Baukebrenninkmeijer / On-the-Generation-and-Evaluation-of-Synthetic-Tabular-Data-using-GANs

Repository for the results of my master thesis, about the generation and evaluation of synthetic data using GANs

Geek Repo:Geek Repo

Github PK Tool:Github PK Tool

Tensorpack version

shreyanshs opened this issue · comments

Hi,

When using the latest version of tensor pack I am getting the following error,

from tensorpack import (
ImportError: cannot import name 'InputDesc' from 'tensorpack' (/Users/user/anaconda3/lib/python3.8/site-packages/tensorpack/__init__.py)

On the tensorpack GitHub page, it is mentioned that it is not stable and you must use the exact version of Tensorpack as used in a project to run it.

So could you please specify the tensor pack version you are using?

Thanks.

Hi @shreyanshs, this is not actively being maintained anymore.

If I recall correctly, I used the default TGAN versions, so their repo should be able to help you out: https://github.com/sdv-dev/TGAN. Specifically, their setup file specifies exact versions: https://github.com/sdv-dev/TGAN/blob/master/setup.py.

Let me know if it works with these versions.

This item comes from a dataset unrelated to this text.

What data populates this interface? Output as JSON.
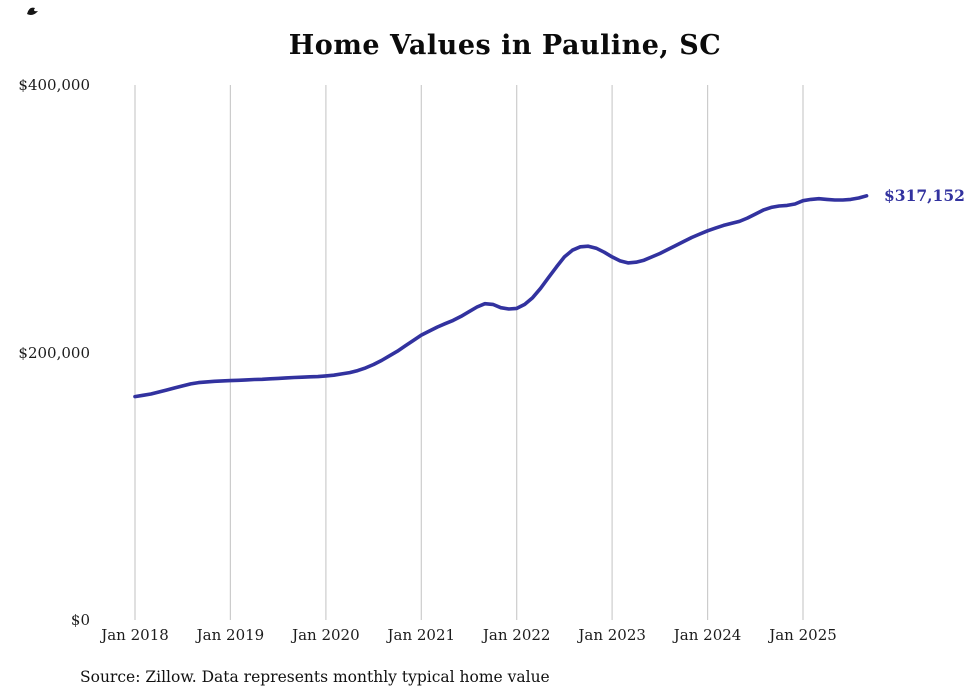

In general however, I would recommend not using this and looking at the Synthetic Data Vault or their GAN based implementations like CopulaGAN and CTGAN. All of them can be found at the github of the authors of TGAN: https://github.com/sdv-dev?type=source

Hi @Baukebrenninkmeijer , I was actually trying out your repo after seeing this issue sdv-dev/CTGAN#8. For my dataset, CTGAN was not able to capture the numerical values well. The categorical features are still fine. So I thought of trying your implementation of TGAN-WGAN-GP out.

Do you suggest not to do that?

@shreyanshs Aaah ok, yeah that might actually be interesting. Let me know if you get my code running. I might still be able to help if not.

On the other hand, TGAN is not that complicated model-wise, so you could also try to change the modelling of CTGAN to use the TGAN model. Cause the TGAN code is honestly quite horrible :|.

Hi @Baukebrenninkmeijer, so I was able to make it work. But it is really slow, like on the CPU, each iteration takes about 50 mins on the census data. I was wondering if that is correct, since in all there are only 505 total categories across all discrete columns. Or am I doing something wrong?

You were using it on the GPU? And it was slow like the CPU?

Can you describe your data a bit more? I can't tell just by this description whether that is expected. But in general, if it's as slow as the CPU, that's not good. Are you sure it's using the GPU?

Hi,

Sorry for the late response. I was on a bit of a break from the work. Yeah so the numbers earlier were for the CPU. That was very slow, but on the GPU, it works fine, I mean around 10mins on the census data.

So, basically all works now. Thanks for your help!

@shreyanshs Great! Closing the issue then.
If you have any interesting results, and compared with CTGAN, let me please know. Very curious to see your results.